Whether BAT can fully replace OFC in the diagnosis of shellfish allergy remains inconclusive. Among food allergies, BAT has shown the most robust diagnostic performance in peanut allergy. In particular, BAT using peanut extracts outperformed other diagnostic modalities and significantly reduced the need for OFC [52]. An in-house BAT protocol using commercial peanut extracts demonstrated 100% accuracy for the diagnosis of peanut allergy [53]. Regarding shrimp and prawn allergy, data were limited. BAT and EXiLE remained superior to SPT and sIgE for shrimp allergy [10]. Interestingly, BAT using shrimp extracts was more accurate than BAT using tropomyosin [10]. A similar trend was observed in the context of fish allergies, wherein BAT with crude fish extracts outperformed BAT using purified parvalbumin [28]. This may be attributed to the diverse array of molecular allergens present in fish and shellfish [26,41,54,55]. A positive BAT using in-house extracts may help reduce the need for OFC. However, a negative BAT result should still be confirmed with OFC. Therefore, the further optimization of BAT protocols and the standardization of shrimp and prawn allergen extracts are needed before BAT can be considered a reliable alternative to OFC in shellfish allergy diagnosis.

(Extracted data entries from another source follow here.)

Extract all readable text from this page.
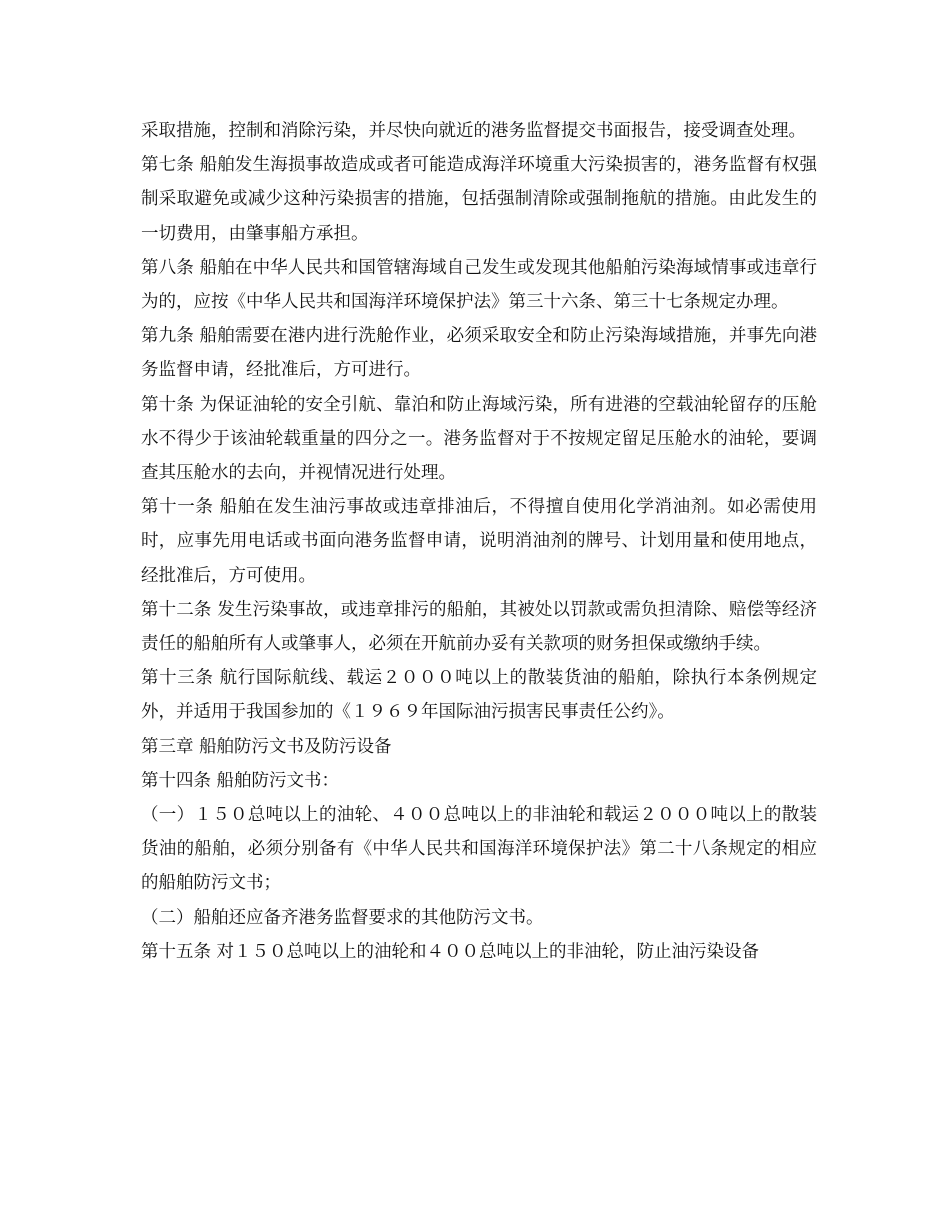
采取措施，控制和消除污染，并尽快向就近的港务监督提交书面报告，接受调查处理。

第七条 船舶发生海损事故造成或者可能造成海洋环境重大污染损害的，港务监督有权强制采取避免或减少这种污染损害的措施，包括强制清除或强制拖航的措施。由此发生的一切费用，由肇事船方承担。

第八条 船舶在中华人民共和国管辖海域自己发生或发现其他船舶污染海域情事或违章行为的，应按《中华人民共和国海洋环境保护法》第三十六条、第三十七条规定办理。

第九条 船舶需要在港内进行洗舱作业，必须采取安全和防止污染海域措施，并事先向港务监督申请，经批准后，方可进行。

第十条 为保证油轮的安全引航、靠泊和防止海域污染，所有进港的空载油轮留存的压舱水不得少于该油轮载重量的四分之一。港务监督对于不按规定留足压舱水的油轮，要调查其压舱水的去向，并视情况进行处理。

第十一条 船舶在发生油污事故或违章排油后，不得擅自使用化学消油剂。如必需使用时，应事先用电话或书面向港务监督申请，说明消油剂的牌号、计划用量和使用地点，经批准后，方可使用。

第十二条 发生污染事故，或违章排污的船舶，其被处以罚款或需负担清除、赔偿等经济责任的船舶所有人或肇事人，必须在开航前办妥有关款项的财务担保或缴纳手续。

第十三条 航行国际航线、载运２０００吨以上的散装货油的船舶，除执行本条例规定外，并适用于我国参加的《１９６９年国际油污损害民事责任公约》。

第三章 船舶防污文书及防污设备

第十四条 船舶防污文书：

（一）１５０总吨以上的油轮、４００总吨以上的非油轮和载运２０００吨以上的散装货油的船舶，必须分别备有《中华人民共和国海洋环境保护法》第二十八条规定的相应的船舶防污文书；

（二）船舶还应备齐港务监督要求的其他防污文书。

第十五条 对１５０总吨以上的油轮和４００总吨以上的非油轮，防止油污染设备
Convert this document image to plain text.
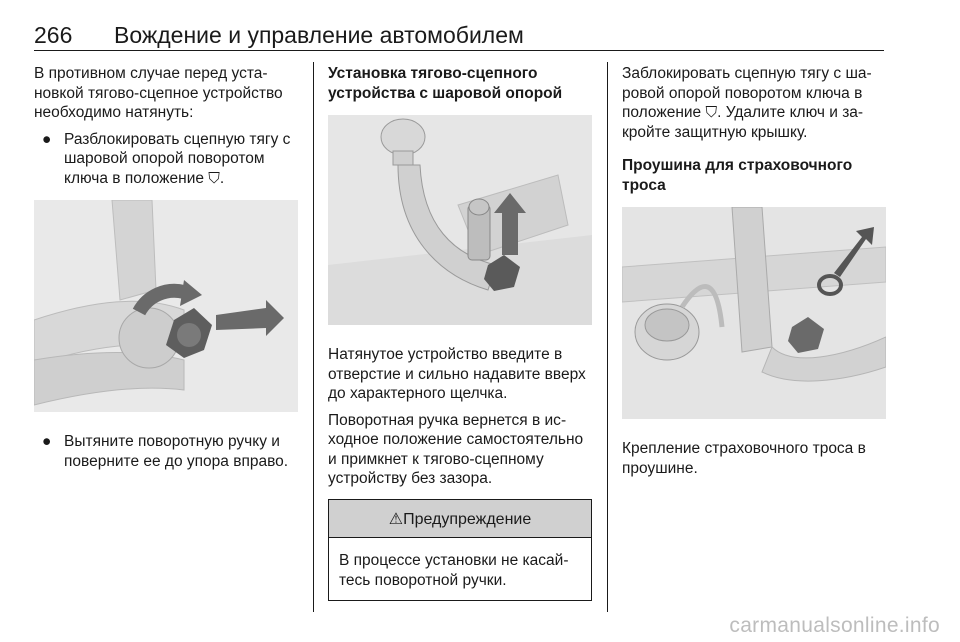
266 Вождение и управление автомобилем

В противном случае перед установкой тягово-сцепное устройство необходимо натянуть:

● Разблокировать сцепную тягу с шаровой опорой поворотом ключа в положение ⛉.
● Вытяните поворотную ручку и поверните ее до упора вправо.

Установка тягово-сцепного устройства с шаровой опорой

Натянутое устройство введите в отверстие и сильно надавите вверх до характерного щелчка.

Поворотная ручка вернется в исходное положение самостоятельно и примкнет к тягово-сцепному устройству без зазора.

⚠Предупреждение
В процессе установки не касайтесь поворотной ручки.

Заблокировать сцепную тягу с шаровой опорой поворотом ключа в положение ⛉. Удалите ключ и закройте защитную крышку.

Проушина для страховочного троса

Крепление страховочного троса в проушине.

carmanualsonline.info
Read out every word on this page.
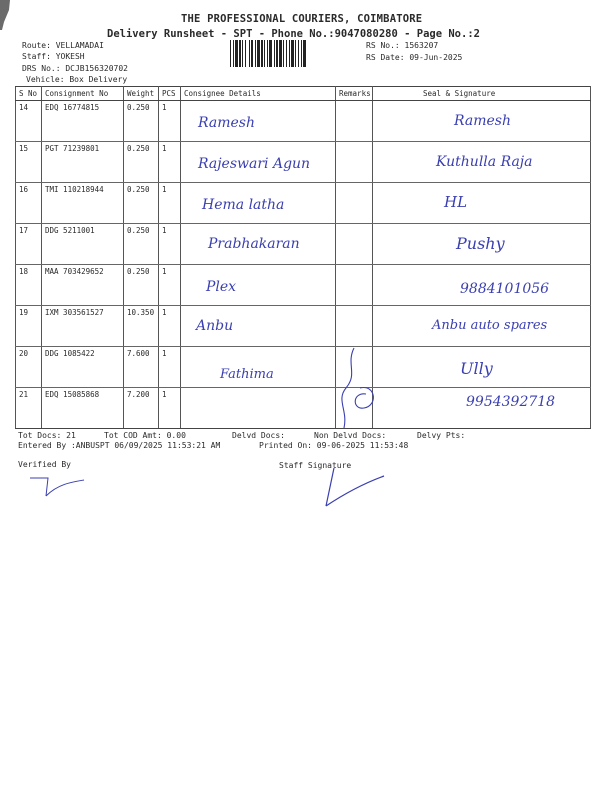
THE PROFESSIONAL COURIERS, COIMBATORE
Delivery Runsheet - SPT - Phone No.:9047080280 - Page No.:2
Route: VELLAMADAI
Staff: YOKESH
DRS No.: DCJB156320702
Vehicle: Box Delivery
RS No.: 1563207
RS Date: 09-Jun-2025
S No	Consignment No	Weight	PCS	Consignee Details	Remarks	Seal & Signature
14	EDQ 16774815	0.250	1	Ramesh		Ramesh

15	PGT 71239801	0.250	1	Rajeswari Agun		Kuthulla Raja

16	TMI 110218944	0.250	1	Hema latha		HL

17	DDG 5211001	0.250	1	Prabhakaran		Pushy

18	MAA 703429652	0.250	1	Plex		9884101056

19	IXM 303561527	10.350	1	Anbu		Anbu auto spares

20	DDG 1085422	7.600	1	Fathima		Ully

21	EDQ 15085868	7.200	1			9954392718
Tot Docs: 21	Tot COD Amt: 0.00	Delvd Docs:	Non Delvd Docs:	Delvy Pts:
Entered By :ANBUSPT 06/09/2025 11:53:21 AM	Printed On: 09-06-2025 11:53:48
Verified By	Staff Signature
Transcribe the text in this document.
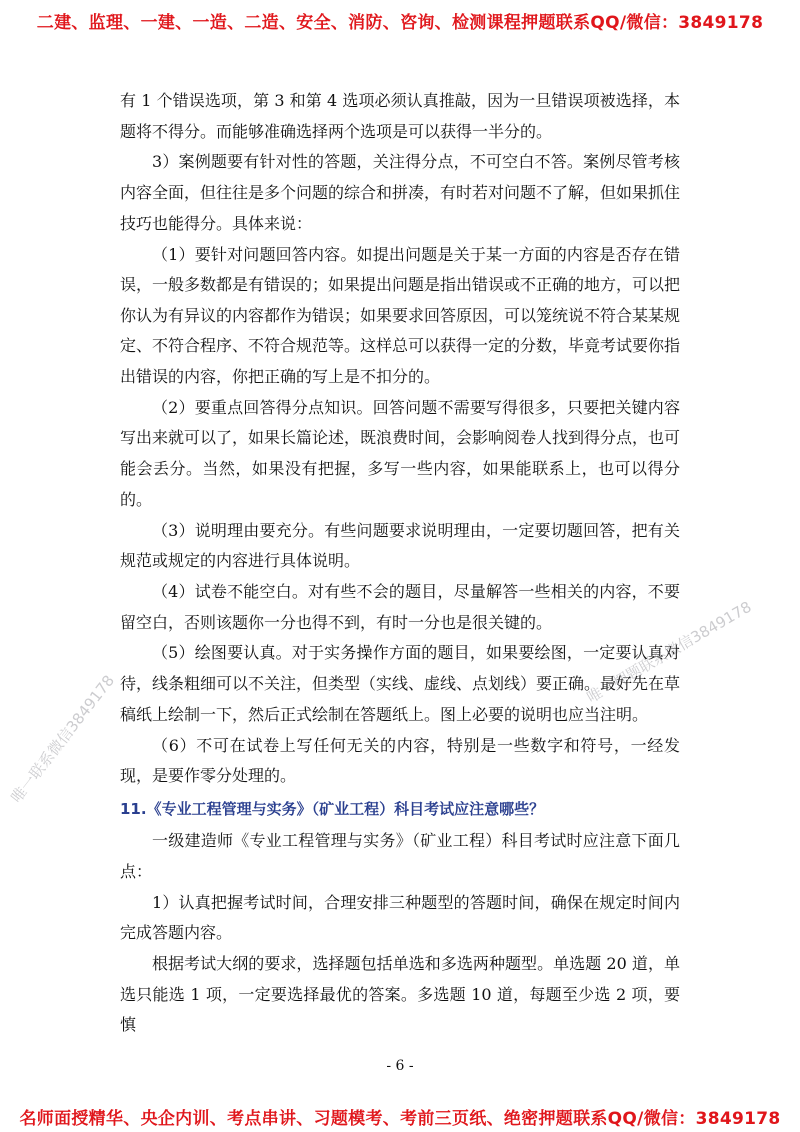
二建、监理、一建、一造、二造、安全、消防、咨询、检测课程押题联系QQ/微信：3849178

有 1 个错误选项，第 3 和第 4 选项必须认真推敲，因为一旦错误项被选择，本题将不得分。而能够准确选择两个选项是可以获得一半分的。

3）案例题要有针对性的答题，关注得分点，不可空白不答。案例尽管考核内容全面，但往往是多个问题的综合和拼凑，有时若对问题不了解，但如果抓住技巧也能得分。具体来说：

（1）要针对问题回答内容。如提出问题是关于某一方面的内容是否存在错误，一般多数都是有错误的；如果提出问题是指出错误或不正确的地方，可以把你认为有异议的内容都作为错误；如果要求回答原因，可以笼统说不符合某某规定、不符合程序、不符合规范等。这样总可以获得一定的分数，毕竟考试要你指出错误的内容，你把正确的写上是不扣分的。

（2）要重点回答得分点知识。回答问题不需要写得很多，只要把关键内容写出来就可以了，如果长篇论述，既浪费时间，会影响阅卷人找到得分点，也可能会丢分。当然，如果没有把握，多写一些内容，如果能联系上，也可以得分的。

（3）说明理由要充分。有些问题要求说明理由，一定要切题回答，把有关规范或规定的内容进行具体说明。

（4）试卷不能空白。对有些不会的题目，尽量解答一些相关的内容，不要留空白，否则该题你一分也得不到，有时一分也是很关键的。

（5）绘图要认真。对于实务操作方面的题目，如果要绘图，一定要认真对待，线条粗细可以不关注，但类型（实线、虚线、点划线）要正确。最好先在草稿纸上绘制一下，然后正式绘制在答题纸上。图上必要的说明也应当注明。

（6）不可在试卷上写任何无关的内容，特别是一些数字和符号，一经发现，是要作零分处理的。

11.《专业工程管理与实务》（矿业工程）科目考试应注意哪些？

一级建造师《专业工程管理与实务》（矿业工程）科目考试时应注意下面几点：

1）认真把握考试时间，合理安排三种题型的答题时间，确保在规定时间内完成答题内容。

根据考试大纲的要求，选择题包括单选和多选两种题型。单选题 20 道，单选只能选 1 项，一定要选择最优的答案。多选题 10 道，每题至少选 2 项，要慎

- 6 -
名师面授精华、央企内训、考点串讲、习题模考、考前三页纸、绝密押题联系QQ/微信：3849178
唯一押题联系微信3849178
唯一联系微信3849178
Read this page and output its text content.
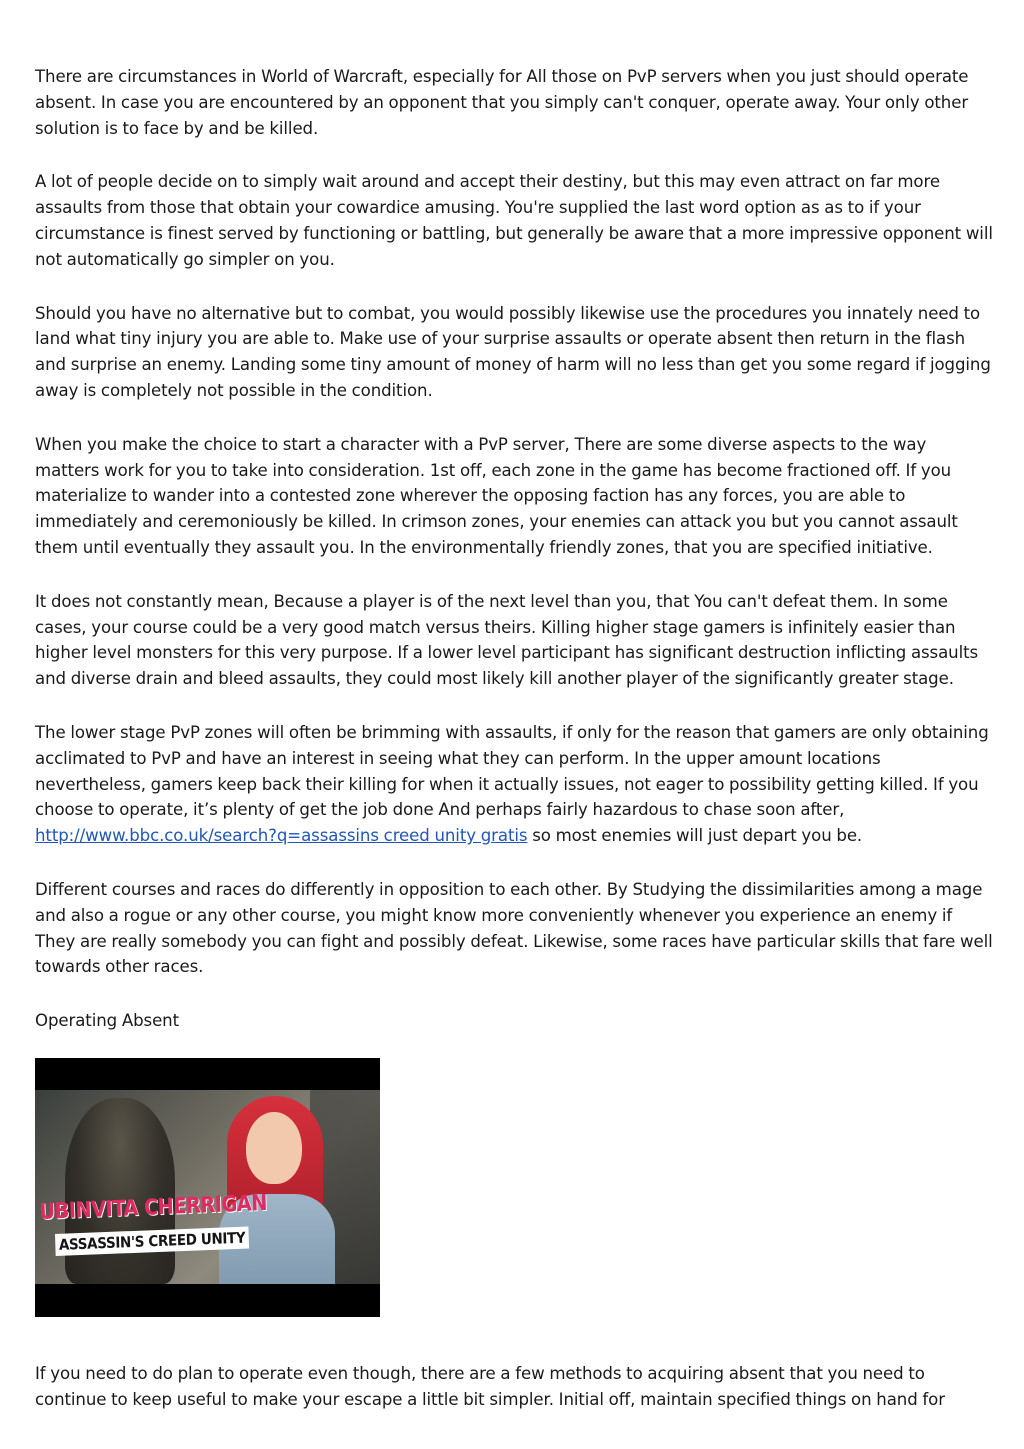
There are circumstances in World of Warcraft, especially for All those on PvP servers when you just should operate absent. In case you are encountered by an opponent that you simply can't conquer, operate away. Your only other solution is to face by and be killed.

A lot of people decide on to simply wait around and accept their destiny, but this may even attract on far more assaults from those that obtain your cowardice amusing. You're supplied the last word option as as to if your circumstance is finest served by functioning or battling, but generally be aware that a more impressive opponent will not automatically go simpler on you.

Should you have no alternative but to combat, you would possibly likewise use the procedures you innately need to land what tiny injury you are able to. Make use of your surprise assaults or operate absent then return in the flash and surprise an enemy. Landing some tiny amount of money of harm will no less than get you some regard if jogging away is completely not possible in the condition.

When you make the choice to start a character with a PvP server, There are some diverse aspects to the way matters work for you to take into consideration. 1st off, each zone in the game has become fractioned off. If you materialize to wander into a contested zone wherever the opposing faction has any forces, you are able to immediately and ceremoniously be killed. In crimson zones, your enemies can attack you but you cannot assault them until eventually they assault you. In the environmentally friendly zones, that you are specified initiative.

It does not constantly mean, Because a player is of the next level than you, that You can't defeat them. In some cases, your course could be a very good match versus theirs. Killing higher stage gamers is infinitely easier than higher level monsters for this very purpose. If a lower level participant has significant destruction inflicting assaults and diverse drain and bleed assaults, they could most likely kill another player of the significantly greater stage.

The lower stage PvP zones will often be brimming with assaults, if only for the reason that gamers are only obtaining acclimated to PvP and have an interest in seeing what they can perform. In the upper amount locations nevertheless, gamers keep back their killing for when it actually issues, not eager to possibility getting killed. If you choose to operate, it’s plenty of get the job done And perhaps fairly hazardous to chase soon after, http://www.bbc.co.uk/search?q=assassins creed unity gratis so most enemies will just depart you be.

Different courses and races do differently in opposition to each other. By Studying the dissimilarities among a mage and also a rogue or any other course, you might know more conveniently whenever you experience an enemy if They are really somebody you can fight and possibly defeat. Likewise, some races have particular skills that fare well towards other races.

Operating Absent

UBINVITA CHERRIGAN
ASSASSIN'S CREED UNITY

If you need to do plan to operate even though, there are a few methods to acquiring absent that you need to continue to keep useful to make your escape a little bit simpler. Initial off, maintain specified things on hand for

Several limitations should be mentioned. The sample size was relatively small, which may have affected diagnostic accuracy. A notable limitation of our study is the highly skewed distribution of total IgE levels among participants, which may have influenced the interpretation of specific IgE results to some extent. Further analysis revealed that subjects presenting with nasal symptoms or skin rash had significantly higher total IgE levels (Supplementary Materials), suggesting a potential association between elevated IgE and symptom manifestation. Recent evidence supports the use of omalizumab in the context of IgE-mediated food allergies, with dosing guided by baseline total IgE levels [56,57]. This highlights the potential relevance of omalizumab for managing shrimp or prawn allergies in Vietnamese patients, warranting further investigation. A comparison with prick–prick tests using fresh food was not included. Additionally, we did not include tropomyosin-specific IgE assays or tests of other molecular allergens due to a lack of availability. However, a previous study demonstrated that BAT to shrimp was superior to tropomyosin [10]. Lastly, the tested allergens do not represent the full spectrum of shellfish allergens in Vietnam.

5. Conclusions

Taken together, CD63-based BAT with crude extracts is useful for predicting clinical reactivity against shrimp and prawn. Among the diagnostic approaches, BAT alone and in combination with SPT demonstrated the highest diagnostic performance. Implementing BAT as a second-line test following SPT or sIgE enhanced overall diagnostic accuracy. While oral food challenge (OFC) remains the gold standard, BAT shows strong potential as a reliable alternative, although further optimization is still needed.